Too Much Importance Is Placed on Expensive Higher Education and Ivy Schools

“I’ve got news for you: If I had a kid, there is no way they would be going to a $100,000-a-year school, even though I could afford it. We have created a society of the haves and the have nots, and it’s not right,” Orman said.

Howard Dvorkin, CPA and chairman of Debt.com, agreed, saying that employers need to tell young people that an ambitious work ethic is more important than a prestigious degree.

“What matters most is learning, growing, and graduating. Not borrowing, spending, and struggling,” Dvorkin said. “I do my part by hiring the best students from schools you’ve never heard of. And you know what? They’re some of my brightest employees, and many have become long-lasting managers. They’re also less distracted at work because they’re not paying outrageous student loan balances at home.”

Dvorkin added that employers need to convince students — and their parents — that it’s better to be an outstanding graduate at a nondescript school than a nondescript graduate at an outstanding school.

“Until we get that message out, we’ll be drowned out by administrators who want your money,” he added.

And according to Jonathan McCollum, chair of federal government relations at Davidoff Hutcher & Citron, educators too have an important role to play. To protect students and their families from what Orman rightly calls the “travesty” of student debt, it’s imperative for educators, guidance counselors and other advisors to make clear the alternatives that are available, making students feel they have options besides “signing on a predatory lender’s dotted line,” he said.

Are Student Loans the ‘Worst’ Loans?

For other experts, while Orman is right to be concerned about the growing student loan problem in America, her advice for families misses the mark.

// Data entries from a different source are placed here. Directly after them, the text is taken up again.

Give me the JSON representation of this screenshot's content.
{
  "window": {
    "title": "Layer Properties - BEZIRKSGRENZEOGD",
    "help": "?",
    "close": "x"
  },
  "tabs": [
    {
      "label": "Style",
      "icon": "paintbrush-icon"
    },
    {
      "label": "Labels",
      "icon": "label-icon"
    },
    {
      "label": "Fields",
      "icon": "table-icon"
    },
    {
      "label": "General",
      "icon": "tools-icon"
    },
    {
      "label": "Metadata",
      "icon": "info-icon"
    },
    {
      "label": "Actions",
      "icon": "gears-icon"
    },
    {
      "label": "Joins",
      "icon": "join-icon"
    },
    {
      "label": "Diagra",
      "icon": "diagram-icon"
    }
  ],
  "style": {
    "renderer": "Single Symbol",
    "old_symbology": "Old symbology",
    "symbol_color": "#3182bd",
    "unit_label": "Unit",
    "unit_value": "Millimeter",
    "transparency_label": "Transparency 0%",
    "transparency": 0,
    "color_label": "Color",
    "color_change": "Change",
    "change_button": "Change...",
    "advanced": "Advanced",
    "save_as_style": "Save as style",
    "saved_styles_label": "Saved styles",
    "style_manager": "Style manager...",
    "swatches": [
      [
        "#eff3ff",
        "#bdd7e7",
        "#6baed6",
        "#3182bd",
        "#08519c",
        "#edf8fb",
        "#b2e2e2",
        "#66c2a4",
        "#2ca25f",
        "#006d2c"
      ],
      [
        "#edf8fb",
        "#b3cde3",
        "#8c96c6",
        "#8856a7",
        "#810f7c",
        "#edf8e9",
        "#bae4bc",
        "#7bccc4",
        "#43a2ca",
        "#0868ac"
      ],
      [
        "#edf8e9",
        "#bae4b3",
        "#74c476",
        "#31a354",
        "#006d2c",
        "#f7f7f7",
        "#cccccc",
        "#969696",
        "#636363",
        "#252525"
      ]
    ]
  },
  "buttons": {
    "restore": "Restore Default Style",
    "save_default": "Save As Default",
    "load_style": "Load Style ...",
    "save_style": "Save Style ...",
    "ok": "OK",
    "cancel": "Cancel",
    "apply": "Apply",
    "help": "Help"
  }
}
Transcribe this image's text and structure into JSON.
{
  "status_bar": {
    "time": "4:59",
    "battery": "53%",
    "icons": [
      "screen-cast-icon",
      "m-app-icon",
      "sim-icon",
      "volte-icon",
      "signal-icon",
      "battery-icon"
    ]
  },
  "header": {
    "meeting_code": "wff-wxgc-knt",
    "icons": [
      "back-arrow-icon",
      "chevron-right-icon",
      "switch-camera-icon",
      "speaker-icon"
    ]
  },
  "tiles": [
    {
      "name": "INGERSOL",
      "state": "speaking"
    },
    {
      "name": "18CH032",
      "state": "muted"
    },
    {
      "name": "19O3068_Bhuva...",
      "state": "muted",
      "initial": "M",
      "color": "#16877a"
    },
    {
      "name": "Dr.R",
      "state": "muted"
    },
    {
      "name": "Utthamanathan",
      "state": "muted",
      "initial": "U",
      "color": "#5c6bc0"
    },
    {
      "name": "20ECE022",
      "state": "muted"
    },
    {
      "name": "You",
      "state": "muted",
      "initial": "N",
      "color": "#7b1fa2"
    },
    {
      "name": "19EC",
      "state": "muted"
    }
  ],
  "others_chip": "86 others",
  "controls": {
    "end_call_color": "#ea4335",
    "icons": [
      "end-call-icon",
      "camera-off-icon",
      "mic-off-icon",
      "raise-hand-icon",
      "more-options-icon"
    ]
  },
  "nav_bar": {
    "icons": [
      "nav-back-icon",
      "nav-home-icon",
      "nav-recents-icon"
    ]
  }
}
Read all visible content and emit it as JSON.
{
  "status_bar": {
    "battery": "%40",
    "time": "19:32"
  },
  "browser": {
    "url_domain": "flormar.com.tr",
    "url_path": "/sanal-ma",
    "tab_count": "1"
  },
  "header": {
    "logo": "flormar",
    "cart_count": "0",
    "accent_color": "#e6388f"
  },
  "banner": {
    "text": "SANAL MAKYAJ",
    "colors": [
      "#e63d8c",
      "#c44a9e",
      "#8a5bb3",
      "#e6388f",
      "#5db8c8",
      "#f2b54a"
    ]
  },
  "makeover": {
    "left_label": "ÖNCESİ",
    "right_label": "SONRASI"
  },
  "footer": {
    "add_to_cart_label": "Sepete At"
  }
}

“Student loans are simply not the ‘most dangerous loans you can have.’ That title should be solely reserved for payday loans, which typically have an equivalent interest rate of almost 400% and have a long history of causing significant financial harm to consumers,” said Will Sealy, CEO and co-founder of Summer.

According to Sealy, student loans are not inherently bad, as he said, far more college graduates have benefited, both academically and financially, from borrowing a student loan to pay for college than those who have not.

“The unemployment rate for non-degree holders is nearly double the rate for college graduates. While the return on investment of a college degree is slowly declining, it is more important than ever to go to college to ensure a secure middle-class life,” he added.

Sealy noted, however, that the real problem with student loans lies in the lack of financial guidance provided to students and their families that can help them distinguish good loans from bad loans.

For example, understanding the risks of private bank loans versus the many options afforded to them if they instead borrow a federal loan, including the Income-Driven Repayment (IDR) program.

“After graduating, borrowers are able to enroll their loans in an IDR plan that links their monthly payments to their income. If an individual is under-employed or unemployed, the government will allow for payments to be as low as $0 per month, with all remaining debt forgiven after 20 years. Programs like IDR make student loans more manageable, saving individuals approximately $300 per month on their payments,” he said. “Again, student loans are not inherently bad so long as you take the time to learn about which loans are right for you and which repayment plan can set you up for success.”